Globe for All A Midsummer Night’s Dream

Globe for All A Midsummer Night's Dream program coverWe went to the Central Library downtown to see A Midsummer Night’s Dream, staged by Globe for All. This wonderful program brings Shakespeare’s plays out of the theatre and into the community, with free live productions at resource centers, libraries, schools, and prisons. We’ve been going as a family since the program started five years ago, and word seems to be getting out – we were glad we arrived early to get a place in line because the seating is first-come-first-choose.

One remarkable thing about this experience, is our teenager opted to postpone for an hour or two a movie with a friend so he could join us. That’s worth repeating: our teenager delayed seeing Venom with a friend so he could go with his parents to a live Shakespeare play!

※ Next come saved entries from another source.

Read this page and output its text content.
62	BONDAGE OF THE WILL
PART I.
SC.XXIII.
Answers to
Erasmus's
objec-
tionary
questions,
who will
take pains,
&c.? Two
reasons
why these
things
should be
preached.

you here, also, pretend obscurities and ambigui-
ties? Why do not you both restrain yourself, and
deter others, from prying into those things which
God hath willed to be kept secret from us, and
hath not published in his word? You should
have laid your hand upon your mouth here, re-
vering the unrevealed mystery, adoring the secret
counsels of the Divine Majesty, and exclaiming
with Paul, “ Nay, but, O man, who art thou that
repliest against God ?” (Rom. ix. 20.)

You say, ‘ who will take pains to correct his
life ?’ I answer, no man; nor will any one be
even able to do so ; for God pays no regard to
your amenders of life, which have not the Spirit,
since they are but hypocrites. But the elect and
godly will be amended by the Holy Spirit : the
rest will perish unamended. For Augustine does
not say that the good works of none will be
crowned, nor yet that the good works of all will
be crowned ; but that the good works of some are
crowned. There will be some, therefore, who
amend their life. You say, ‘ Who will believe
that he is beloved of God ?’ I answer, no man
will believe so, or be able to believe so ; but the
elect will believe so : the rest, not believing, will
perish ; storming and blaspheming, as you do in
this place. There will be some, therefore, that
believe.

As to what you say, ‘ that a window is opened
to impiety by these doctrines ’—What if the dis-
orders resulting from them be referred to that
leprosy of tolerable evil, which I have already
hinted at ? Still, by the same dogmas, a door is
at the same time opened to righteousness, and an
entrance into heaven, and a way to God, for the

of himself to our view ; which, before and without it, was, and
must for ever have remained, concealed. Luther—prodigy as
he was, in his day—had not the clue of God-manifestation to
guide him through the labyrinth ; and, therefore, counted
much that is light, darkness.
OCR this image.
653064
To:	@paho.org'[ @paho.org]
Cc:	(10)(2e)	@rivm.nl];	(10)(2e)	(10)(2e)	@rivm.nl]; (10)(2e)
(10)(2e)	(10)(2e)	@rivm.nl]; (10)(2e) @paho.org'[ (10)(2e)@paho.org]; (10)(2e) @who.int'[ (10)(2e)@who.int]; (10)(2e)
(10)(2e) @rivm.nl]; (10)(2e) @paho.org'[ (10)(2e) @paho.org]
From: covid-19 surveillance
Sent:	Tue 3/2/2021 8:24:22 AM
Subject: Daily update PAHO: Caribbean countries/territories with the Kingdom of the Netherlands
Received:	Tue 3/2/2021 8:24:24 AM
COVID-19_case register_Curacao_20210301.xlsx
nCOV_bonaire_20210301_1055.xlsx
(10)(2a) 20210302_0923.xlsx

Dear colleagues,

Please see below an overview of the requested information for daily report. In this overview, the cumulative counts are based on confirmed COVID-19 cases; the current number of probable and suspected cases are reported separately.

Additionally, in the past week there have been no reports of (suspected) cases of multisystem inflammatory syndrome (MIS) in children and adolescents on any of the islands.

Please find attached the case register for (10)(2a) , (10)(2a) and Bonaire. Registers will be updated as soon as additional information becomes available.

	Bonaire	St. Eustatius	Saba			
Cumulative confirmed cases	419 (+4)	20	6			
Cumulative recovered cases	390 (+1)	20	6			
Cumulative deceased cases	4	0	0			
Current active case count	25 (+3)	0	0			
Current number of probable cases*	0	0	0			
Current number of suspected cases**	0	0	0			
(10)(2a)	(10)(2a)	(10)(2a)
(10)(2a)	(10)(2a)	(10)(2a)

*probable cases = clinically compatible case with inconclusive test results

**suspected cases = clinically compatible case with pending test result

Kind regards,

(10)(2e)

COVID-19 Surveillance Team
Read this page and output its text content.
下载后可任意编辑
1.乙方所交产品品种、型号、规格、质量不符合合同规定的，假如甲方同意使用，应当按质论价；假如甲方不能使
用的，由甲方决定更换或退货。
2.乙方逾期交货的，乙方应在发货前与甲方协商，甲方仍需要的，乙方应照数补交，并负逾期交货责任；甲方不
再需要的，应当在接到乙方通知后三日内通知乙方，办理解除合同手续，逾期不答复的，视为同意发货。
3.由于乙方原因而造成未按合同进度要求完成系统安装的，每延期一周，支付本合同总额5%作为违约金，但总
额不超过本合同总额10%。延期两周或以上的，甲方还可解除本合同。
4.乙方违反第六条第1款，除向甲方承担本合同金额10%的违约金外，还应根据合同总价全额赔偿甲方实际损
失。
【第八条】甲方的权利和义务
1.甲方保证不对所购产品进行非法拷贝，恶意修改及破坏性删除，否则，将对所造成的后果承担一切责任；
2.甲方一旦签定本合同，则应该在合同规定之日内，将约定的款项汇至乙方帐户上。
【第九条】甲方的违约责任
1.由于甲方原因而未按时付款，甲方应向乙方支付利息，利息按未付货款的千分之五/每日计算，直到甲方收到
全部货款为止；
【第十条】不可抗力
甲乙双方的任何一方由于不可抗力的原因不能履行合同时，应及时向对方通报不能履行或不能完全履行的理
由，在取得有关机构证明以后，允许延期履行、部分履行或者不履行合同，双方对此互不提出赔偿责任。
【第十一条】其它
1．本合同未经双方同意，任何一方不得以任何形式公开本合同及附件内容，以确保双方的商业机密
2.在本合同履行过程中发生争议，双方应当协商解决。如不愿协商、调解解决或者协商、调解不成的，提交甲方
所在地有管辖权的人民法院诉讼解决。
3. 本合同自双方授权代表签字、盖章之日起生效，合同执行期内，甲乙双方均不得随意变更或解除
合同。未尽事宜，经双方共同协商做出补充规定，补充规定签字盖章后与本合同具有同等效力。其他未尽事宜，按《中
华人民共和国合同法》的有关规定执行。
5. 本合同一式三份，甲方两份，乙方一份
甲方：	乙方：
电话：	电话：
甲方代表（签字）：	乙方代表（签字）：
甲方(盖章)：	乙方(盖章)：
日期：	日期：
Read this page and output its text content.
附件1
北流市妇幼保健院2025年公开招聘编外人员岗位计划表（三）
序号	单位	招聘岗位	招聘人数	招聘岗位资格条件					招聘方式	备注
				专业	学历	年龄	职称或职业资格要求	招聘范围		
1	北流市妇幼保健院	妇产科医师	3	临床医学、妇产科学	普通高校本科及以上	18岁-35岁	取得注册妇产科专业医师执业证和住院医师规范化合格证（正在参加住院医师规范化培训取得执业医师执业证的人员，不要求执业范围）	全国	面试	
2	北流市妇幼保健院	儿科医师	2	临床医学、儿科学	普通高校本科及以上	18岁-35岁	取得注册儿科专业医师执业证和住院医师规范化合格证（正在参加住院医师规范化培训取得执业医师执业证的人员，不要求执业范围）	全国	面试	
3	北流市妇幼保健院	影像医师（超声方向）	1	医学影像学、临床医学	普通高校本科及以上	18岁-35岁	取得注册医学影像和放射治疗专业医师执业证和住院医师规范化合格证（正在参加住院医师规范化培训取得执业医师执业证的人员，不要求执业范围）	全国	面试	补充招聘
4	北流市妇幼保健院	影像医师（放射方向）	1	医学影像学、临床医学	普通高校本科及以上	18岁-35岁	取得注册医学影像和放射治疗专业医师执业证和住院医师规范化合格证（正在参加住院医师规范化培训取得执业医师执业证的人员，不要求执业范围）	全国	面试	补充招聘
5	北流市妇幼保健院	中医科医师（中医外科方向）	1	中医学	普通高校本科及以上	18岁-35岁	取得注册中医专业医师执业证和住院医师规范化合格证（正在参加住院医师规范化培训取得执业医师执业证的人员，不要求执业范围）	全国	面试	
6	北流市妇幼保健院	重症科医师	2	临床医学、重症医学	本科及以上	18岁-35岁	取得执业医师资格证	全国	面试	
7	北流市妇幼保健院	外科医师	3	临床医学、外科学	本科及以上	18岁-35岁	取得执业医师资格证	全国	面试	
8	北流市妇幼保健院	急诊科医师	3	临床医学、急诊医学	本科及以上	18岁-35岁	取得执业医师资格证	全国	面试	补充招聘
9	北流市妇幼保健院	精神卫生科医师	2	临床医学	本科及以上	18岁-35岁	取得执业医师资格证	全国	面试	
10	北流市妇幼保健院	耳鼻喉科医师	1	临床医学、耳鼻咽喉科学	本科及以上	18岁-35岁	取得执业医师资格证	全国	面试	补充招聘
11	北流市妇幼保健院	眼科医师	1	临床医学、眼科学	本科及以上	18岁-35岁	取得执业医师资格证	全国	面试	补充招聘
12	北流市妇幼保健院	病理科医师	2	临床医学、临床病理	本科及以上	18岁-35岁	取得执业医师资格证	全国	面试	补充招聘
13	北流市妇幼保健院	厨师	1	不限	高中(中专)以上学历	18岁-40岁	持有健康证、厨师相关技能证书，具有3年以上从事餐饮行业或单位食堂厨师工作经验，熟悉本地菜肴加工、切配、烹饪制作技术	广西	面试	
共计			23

Then again, he was familiar with the play and knew it was a fun one. He’d studied it in school a few years ago, and we’d seen A Midsummer Night’s Dream at City College last year. The Globe For All production was almost an exact opposite of that production, with an open stage surrounded by the audience, minimalist staging, and professional actors drawn largely from The Old Globe/USD MFA program.

Globe for All stages its shows so the audience, particularly the first two rows and the children’s seating area on the floor right in front, are very much part of the performance. Characters run through the aisles and rows, engage with audience members, and invite responses. With minimal stage dressing, timely improvisation (staged or not), and lots of audience interaction, Globe for All shows always feel to me like how an actual Elizabethan theatre-going experience might have felt.

Before the performance, the cast and crew went about their business dressed in long-sleeved two-toned work t-shirts emblazoned with “Mechanical” and a faux worker’s union logo for GFA18.

Nine actors played 21 roles, which made for fun doubling and tripling options (Hippolyta/Puck, Demetrius/Snout/Cobweb). Most multiple roles seemed to have enough separation in character and timing (Egeus/Peter Quince, for instance) that it didn’t feel like we were watching a quick-change show. Some were more challenging. Theseus/Bottom, for instance, were well separated right up to the nuptial play, when Theseus escorted Hippolyta to a seat in the audience, slipped away, and Bottom quickly joined the company center-stage. That eliminated the heckling, which I missed, but shifted the focus to the mechanicals and their labors. At the end of their show, Hippolyta delivered the first part of Theseus’ lines, gracefully dismissing the need for an epilogue, before Theseus rejoined her with a straight-faced “what’d I miss?”

We were very glad to have not missed this energetic and fun-filled production. There are several more performances, all free and many open to the public, including the final two performances at The Old Globe Festival Theatre in Balboa Park.